Flotation is an alternate phenomena in which the air bubbles generated carries the solid particles such as algal cells to the upper surface of a suspension which can be skimmed off (Uduman et al., 2010). This method has been found to more efficient than sedimentation for many microalgal systems (Pragya et al., 2013). Depending upon the bubble size, the flotation can be divided in to dissolved air flotation, dispersed flotation and electrolytic flotation (Chen et al., 2011). Dissolved air flotation is the commonly used along with chemical flocculation as the effectiveness of this method depends on the particulate size ie with larger particle size, higher efficiency is achieved. Dispersed air flotation method forms the bubbles of size 700-1500 µm which interacts with the negatively charged algal cells. By increasing the cationic charge on the bubbles increase the interaction and effectiveness of algal cell removal (Rawat et al., 2011). Ozone is used in the dispersed air flotation and harvesting Chlorella vulgaris using ozone flotation method resulted in an increase in lipid content also. However, use of ozone for flotation is not economically feasible for biodiesel production (Rawat et al., 2011).
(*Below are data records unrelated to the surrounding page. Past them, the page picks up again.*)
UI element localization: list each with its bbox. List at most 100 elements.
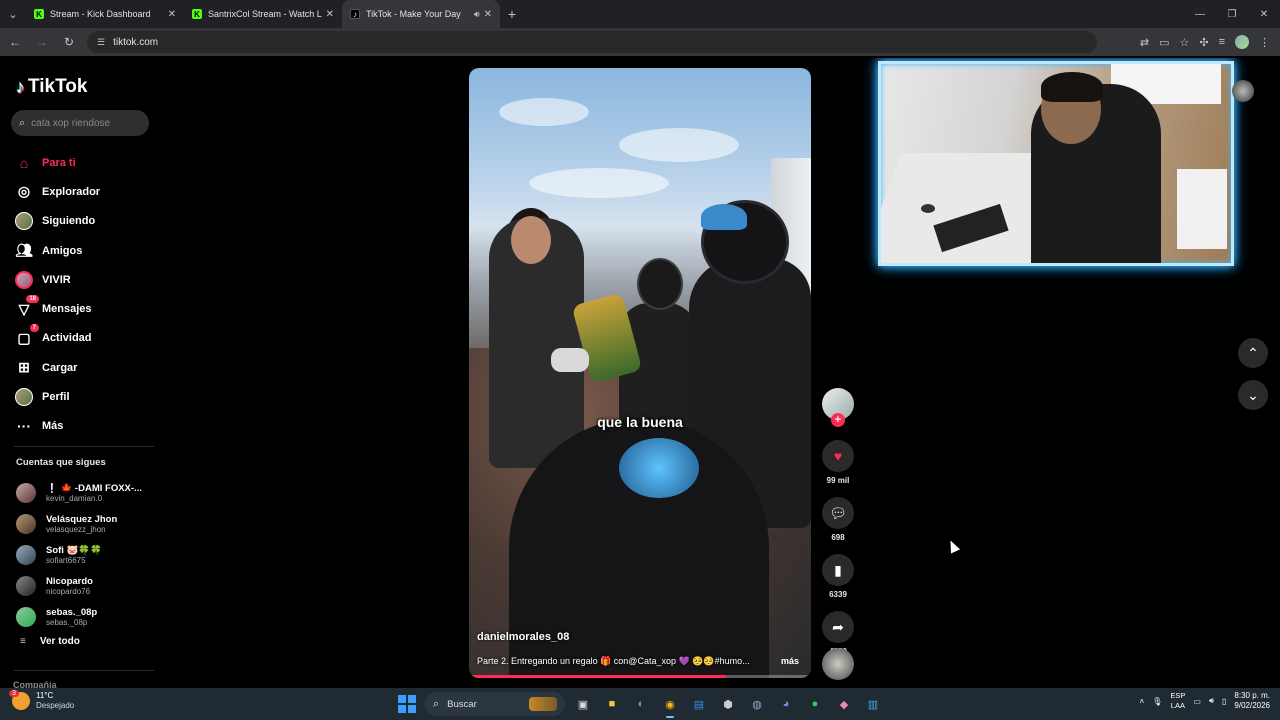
like-button[interactable]: ♥ 99 mil (820, 440, 856, 485)
app-icon[interactable]: ◆ (833, 693, 855, 715)
volume-icon[interactable]: 🔊︎ (1209, 696, 1214, 706)
taskbar-search-label: Buscar (447, 698, 477, 710)
clock-time: 8:30 p. m. (1234, 691, 1270, 700)
tab-kick-dashboard[interactable]: K Stream - Kick Dashboard ✕ (26, 0, 184, 28)
following-account[interactable]: Sofi 🐷🍀🍀 sofiart6675 (16, 540, 156, 571)
edge-icon[interactable]: ◐ (630, 693, 652, 715)
site-info-icon[interactable]: ☰ (97, 37, 105, 48)
avatar (16, 606, 36, 627)
nav-item-actividad[interactable]: ▢ 7 Actividad (14, 324, 154, 353)
back-button[interactable]: ← (3, 30, 27, 54)
following-avatar-icon (14, 211, 34, 231)
start-button[interactable] (396, 693, 418, 715)
close-icon[interactable]: ✕ (484, 9, 492, 20)
browser-toolbar: ← → ↻ ☰ tiktok.com ⇄ ▭ ☆ ✣ ≡ ⋮ (0, 28, 1280, 56)
avatar (16, 483, 36, 504)
tab-title: Stream - Kick Dashboard (50, 9, 151, 19)
clock[interactable]: 8:30 p. m. 9/02/2026 (1234, 691, 1270, 711)
nav-label: Más (42, 420, 64, 433)
nav-item-amigos[interactable]: 👥︎ Amigos (14, 236, 154, 265)
comment-button[interactable]: 💬︎ 698 (820, 497, 856, 542)
close-icon[interactable]: ✕ (168, 9, 176, 20)
account-handle: velasquezz_jhon (46, 525, 106, 535)
chrome-icon[interactable]: ◉ (659, 693, 681, 718)
spotify-icon[interactable]: ● (804, 693, 826, 715)
weather-widget[interactable]: 3 11°C Despejado (9, 690, 74, 711)
home-icon: ⌂ (19, 154, 29, 171)
see-all-link[interactable]: ≡ Ver todo (20, 636, 80, 647)
account-handle: kevin_damian.0 (46, 494, 103, 504)
follow-plus-icon[interactable]: + (831, 413, 845, 427)
search-box[interactable]: ⌕ (11, 110, 149, 136)
video-figure (701, 204, 747, 230)
tab-search-menu-icon[interactable]: ⌄ (0, 0, 26, 28)
video-author[interactable]: danielmorales_08 (477, 631, 569, 643)
gift (551, 348, 589, 372)
following-account[interactable]: ❕ 🍁 -DAMI FOXX-... kevin_damian.0 (16, 478, 156, 509)
bookmark-icon: ▮ (822, 554, 854, 586)
nav-item-para-ti[interactable]: ⌂ Para ti (14, 148, 154, 177)
nav-label: Amigos (42, 244, 83, 257)
nav-item-vivir[interactable]: VIVIR (14, 265, 154, 294)
next-video-button[interactable]: ⌄ (1238, 380, 1268, 410)
forward-button[interactable]: → (30, 30, 54, 54)
kick-icon: K (34, 9, 44, 19)
cast-icon[interactable]: ▭ (1159, 36, 1169, 49)
nav-item-explorador[interactable]: ◎ Explorador (14, 177, 154, 206)
nav-label: Siguiendo (42, 215, 96, 228)
video-progress-bar[interactable] (469, 675, 811, 678)
kebab-menu-icon[interactable]: ⋮ (1259, 36, 1270, 49)
nav-item-cargar[interactable]: ⊞ Cargar (14, 353, 154, 382)
language-indicator[interactable]: ESP LAA (1170, 691, 1185, 711)
extensions-icon[interactable]: ✣ (1199, 36, 1208, 49)
new-tab-button[interactable]: + (500, 0, 524, 28)
account-name: Sofi 🐷🍀🍀 (46, 544, 103, 556)
discord-icon[interactable]: ◕ (775, 693, 797, 715)
nav-item-mensajes[interactable]: ▽ 18 Mensajes (14, 294, 154, 323)
more-link[interactable]: más (781, 656, 799, 666)
search-input[interactable] (31, 117, 132, 129)
music-disc-avatar[interactable] (822, 648, 854, 680)
friends-icon: 👥︎ (15, 242, 33, 259)
steam-icon[interactable]: ◍ (746, 693, 768, 715)
chevron-up-icon[interactable]: ˄ (1140, 697, 1145, 706)
nav-item-perfil[interactable]: Perfil (14, 382, 154, 411)
nav-item-mas[interactable]: ··· Más (14, 412, 154, 441)
live-avatar-icon (14, 270, 34, 290)
sidebar: ♪ TikTok ⌕ ⌂ Para ti ◎ Explorador Siguie… (0, 58, 160, 688)
speaker-icon[interactable]: 🔊︎ (474, 9, 480, 20)
save-button[interactable]: ▮ 6339 (820, 554, 856, 599)
network-icon[interactable]: ▭ (1193, 697, 1201, 706)
media-control-icon[interactable]: ≡ (1219, 36, 1225, 48)
address-bar[interactable]: ☰ tiktok.com (87, 31, 1097, 53)
file-explorer-icon[interactable]: ■ (601, 693, 623, 715)
video-player[interactable]: que la buena danielmorales_08 Parte 2. E… (469, 68, 811, 678)
previous-video-button[interactable]: ⌃ (1238, 338, 1268, 368)
close-window-icon[interactable]: ✕ (1248, 0, 1280, 28)
cloud (529, 168, 669, 198)
bookmark-star-icon[interactable]: ☆ (1179, 36, 1189, 49)
store-icon[interactable]: ▤ (688, 693, 710, 715)
following-account[interactable]: Nicopardo nicopardo76 (16, 570, 156, 601)
battery-icon[interactable]: ▯ (1222, 697, 1226, 706)
author-avatar[interactable]: + (822, 388, 854, 427)
taskbar-search[interactable]: ⌕ Buscar (425, 692, 565, 716)
following-account[interactable]: Velásquez Jhon velasquezz_jhon (16, 509, 156, 540)
see-all-label: Ver todo (39, 636, 80, 647)
nav-item-siguiendo[interactable]: Siguiendo (14, 207, 154, 236)
tab-tiktok[interactable]: ♪ TikTok - Make Your Day 🔊︎ ✕ (342, 0, 500, 28)
profile-avatar[interactable] (1235, 35, 1249, 49)
obs-icon[interactable]: ⬢ (717, 693, 739, 715)
task-view-icon[interactable]: ▣ (572, 693, 594, 715)
microphone-icon[interactable]: 🎙︎ (1152, 697, 1162, 706)
reload-button[interactable]: ↻ (57, 30, 81, 54)
restore-icon[interactable]: ❐ (1216, 0, 1248, 28)
following-account[interactable]: sebas._08p sebas._08p (16, 601, 156, 632)
tiktok-logo[interactable]: ♪ TikTok (16, 76, 87, 98)
minimize-icon[interactable]: — (1184, 0, 1216, 28)
close-icon[interactable]: ✕ (326, 9, 334, 20)
notepad-icon[interactable]: ▥ (862, 693, 884, 715)
translate-icon[interactable]: ⇄ (1140, 36, 1149, 49)
tab-santrixcol-stream[interactable]: K SantrixCol Stream - Watch Live ✕ (184, 0, 342, 28)
cloud (619, 128, 739, 162)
Electrolytic flotation method involves the use of a cathode
from which H2 ions are released that attracts the negatively charged algal cells and moves them to the surface.
Electrocoagulation and flocculation involves the dissolution of anode to form metal cations which interacts with the negatively charged algal and enables aggregation. The method is suitable for high cell densities and marine species as saltwater lowers power input required (Vandamme et al., 2011). Fouling of the cathode or anode is the major problem in using such electrode based methods for harvesting.